Act 8: What I actually learned
Six lessons. None of them are clever. All of them I knew on some level before I started. The point of the $13k tuition was driving them in deep enough that I'll actually act on them next time.
- Backtest first. Always. If I had spent the first week of v0.5 backtesting VCP breakouts on historical SPY data, I would have discovered that the strategy needed discretionary judgment I couldn't automate, and I would have saved myself three months and thirteen grand. Building tooling around an untested strategy is the cardinal sin.
- Discipline is the alpha. The winning strategy is dead simple. No ML. No exotic derivatives. No leverage. Just: pick cheap quality companies, ride momentum, step aside when the market is below its 200-day. The edge isn't in the cleverness — it's in actually doing it for 19 years without flinching.
- Survivorship bias is real and expensive. Free data is free for a reason. Sharadar's point-in-time history cost me $69/month and gave me back 2–3 percentage points of phantom CAGR that I would have otherwise believed in.
- Concentration plus leverage equals death. v0.5 hit 2.84x gross leverage and I didn't even know. v1 has a hard cap at 1.0x with checks at three different layers. Belt, suspenders, and a glance in the mirror before I leave the house.
- Strategy choice matters more than execution quality. I had a beautifully engineered execution layer in v0.5. It was executing the wrong strategy. A great waiter cannot save a bad restaurant.
- Build the cron job last.
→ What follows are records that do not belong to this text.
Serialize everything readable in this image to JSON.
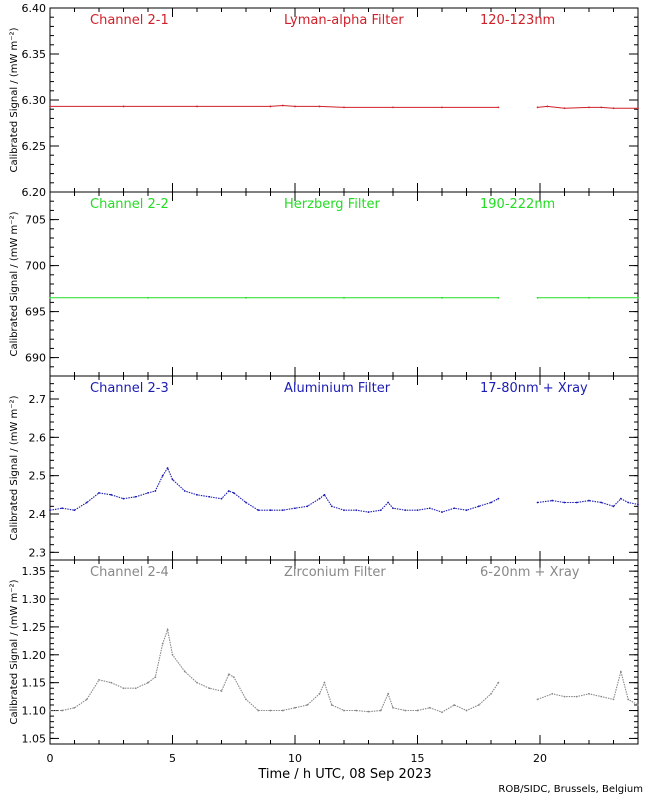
{
  "chart_data": {
    "type": "line",
    "xlabel": "Time / h UTC, 08 Sep 2023",
    "credit": "ROB/SIDC, Brussels, Belgium",
    "xlim": [
      0,
      24
    ],
    "xticks": [
      0,
      5,
      10,
      15,
      20
    ],
    "xtick_labels": [
      "0",
      "5",
      "10",
      "15",
      "20"
    ],
    "ylabel": "Calibrated Signal / (mW m⁻²)",
    "panels": [
      {
        "channel": "Channel 2-1",
        "filter": "Lyman-alpha Filter",
        "band": "120-123nm",
        "color": "#d0202a",
        "ylim": [
          6.2,
          6.4
        ],
        "yticks": [
          6.2,
          6.25,
          6.3,
          6.35,
          6.4
        ],
        "ytick_labels": [
          "6.20",
          "6.25",
          "6.30",
          "6.35",
          "6.40"
        ],
        "gap": [
          18.3,
          19.9
        ],
        "x": [
          0,
          3,
          6,
          9,
          9.5,
          10,
          11,
          12,
          14,
          16,
          18.3,
          19.9,
          20.3,
          21,
          22,
          22.5,
          23,
          24
        ],
        "y": [
          6.293,
          6.293,
          6.293,
          6.293,
          6.294,
          6.293,
          6.293,
          6.292,
          6.292,
          6.292,
          6.292,
          6.292,
          6.293,
          6.291,
          6.292,
          6.292,
          6.291,
          6.291
        ]
      },
      {
        "channel": "Channel 2-2",
        "filter": "Herzberg Filter",
        "band": "190-222nm",
        "color": "#22dd22",
        "ylim": [
          688,
          708
        ],
        "yticks": [
          690,
          695,
          700,
          705
        ],
        "ytick_labels": [
          "690",
          "695",
          "700",
          "705"
        ],
        "gap": [
          18.3,
          19.9
        ],
        "x": [
          0,
          4,
          8,
          12,
          16,
          18.3,
          19.9,
          22,
          24
        ],
        "y": [
          696.5,
          696.5,
          696.5,
          696.5,
          696.5,
          696.5,
          696.5,
          696.5,
          696.5
        ]
      },
      {
        "channel": "Channel 2-3",
        "filter": "Aluminium Filter",
        "band": "17-80nm + Xray",
        "color": "#1c1cb4",
        "ylim": [
          2.28,
          2.76
        ],
        "yticks": [
          2.3,
          2.4,
          2.5,
          2.6,
          2.7
        ],
        "ytick_labels": [
          "2.3",
          "2.4",
          "2.5",
          "2.6",
          "2.7"
        ],
        "gap": [
          18.3,
          19.9
        ],
        "x": [
          0,
          0.5,
          1,
          1.5,
          2,
          2.5,
          3,
          3.5,
          4,
          4.3,
          4.6,
          4.8,
          5,
          5.5,
          6,
          6.5,
          7,
          7.3,
          7.5,
          8,
          8.5,
          9,
          9.5,
          10,
          10.5,
          11,
          11.2,
          11.5,
          12,
          12.5,
          13,
          13.5,
          13.8,
          14,
          14.5,
          15,
          15.5,
          16,
          16.5,
          17,
          17.5,
          18,
          18.3,
          19.9,
          20.5,
          21,
          21.5,
          22,
          22.5,
          23,
          23.3,
          23.6,
          24
        ],
        "y": [
          2.41,
          2.415,
          2.41,
          2.43,
          2.455,
          2.45,
          2.44,
          2.445,
          2.455,
          2.46,
          2.5,
          2.52,
          2.49,
          2.46,
          2.45,
          2.445,
          2.44,
          2.46,
          2.455,
          2.43,
          2.41,
          2.41,
          2.41,
          2.415,
          2.42,
          2.44,
          2.45,
          2.42,
          2.41,
          2.41,
          2.405,
          2.41,
          2.43,
          2.415,
          2.41,
          2.41,
          2.415,
          2.405,
          2.415,
          2.41,
          2.42,
          2.43,
          2.44,
          2.43,
          2.435,
          2.43,
          2.43,
          2.435,
          2.43,
          2.42,
          2.44,
          2.43,
          2.425
        ]
      },
      {
        "channel": "Channel 2-4",
        "filter": "Zirconium Filter",
        "band": "6-20nm + Xray",
        "color": "#888888",
        "ylim": [
          1.04,
          1.37
        ],
        "yticks": [
          1.05,
          1.1,
          1.15,
          1.2,
          1.25,
          1.3,
          1.35
        ],
        "ytick_labels": [
          "1.05",
          "1.10",
          "1.15",
          "1.20",
          "1.25",
          "1.30",
          "1.35"
        ],
        "gap": [
          18.3,
          19.9
        ],
        "x": [
          0,
          0.5,
          1,
          1.5,
          2,
          2.5,
          3,
          3.5,
          4,
          4.3,
          4.6,
          4.8,
          5,
          5.5,
          6,
          6.5,
          7,
          7.3,
          7.5,
          8,
          8.5,
          9,
          9.5,
          10,
          10.5,
          11,
          11.2,
          11.5,
          12,
          12.5,
          13,
          13.5,
          13.8,
          14,
          14.5,
          15,
          15.5,
          16,
          16.5,
          17,
          17.5,
          18,
          18.3,
          19.9,
          20.5,
          21,
          21.5,
          22,
          22.5,
          23,
          23.3,
          23.6,
          24
        ],
        "y": [
          1.1,
          1.1,
          1.105,
          1.12,
          1.155,
          1.15,
          1.14,
          1.14,
          1.15,
          1.16,
          1.22,
          1.245,
          1.2,
          1.17,
          1.15,
          1.14,
          1.135,
          1.165,
          1.16,
          1.12,
          1.1,
          1.1,
          1.1,
          1.105,
          1.11,
          1.13,
          1.15,
          1.11,
          1.1,
          1.1,
          1.098,
          1.1,
          1.13,
          1.105,
          1.1,
          1.1,
          1.105,
          1.097,
          1.11,
          1.1,
          1.11,
          1.13,
          1.15,
          1.12,
          1.13,
          1.125,
          1.125,
          1.13,
          1.125,
          1.12,
          1.17,
          1.12,
          1.11
        ]
      }
    ]
  }
}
The right moment to autonomize a strategy is after you've proven it works on data, not before. Going autonomous on a hunch is how you wake up to 88 CRITICALs and a 13% drawdown.
Working with Claude Code through this entire project was — honest to god — the difference between a one-month rebuild and a six-month one. But Claude is a tool. It will happily help you build the wrong thing at warp speed. The judgment of what to build is still on me. The bot didn't fail because Claude wrote bad code. It failed because I asked Claude to build a strategy I'd never validated.
Where it's headed
I'm running the new bot on paper for 6–12 months. If it tracks the backtest within a reasonable confidence band — meaning real-world slippage, commissions, and the gap between point-in-time data and live screener data don't eat the edge — I'll move to real money in a separate, sized-appropriately account. If it diverges meaningfully, I'll know what to fix because I have a clean backtest baseline to compare against. Either way, the autonomous monthly rebalance keeps running on a systemd timer, and I keep watching the equity curve from my phone like a normal person watches sports.
I'm leaving the v0.5 codebase at git tag v0.5-frozen as a monument to what happens when you confuse motion with progress. I look at it sometimes. It's still pretty impressive, in the way a really expensive sports car wrapped around a telephone pole is pretty impressive. I keep it around so I remember.
The new bot has no Discord commands. No options module. No coaching memos written in the voice of dead traders. Just 300 lines of Python, one cron job, a dashboard, and a strategy I can defend with a 19-year backtest and a one-sentence explanation.
If the next two articles in this series have to be "Year One Live Results" and "What Broke," I'll write them honestly. That's the deal I made with myself when I started Path A. Show your work. Show the bad parts. Don't oversell.
The bot is still paper. The edge is still hypothetical. The lesson, however, is fully paid for.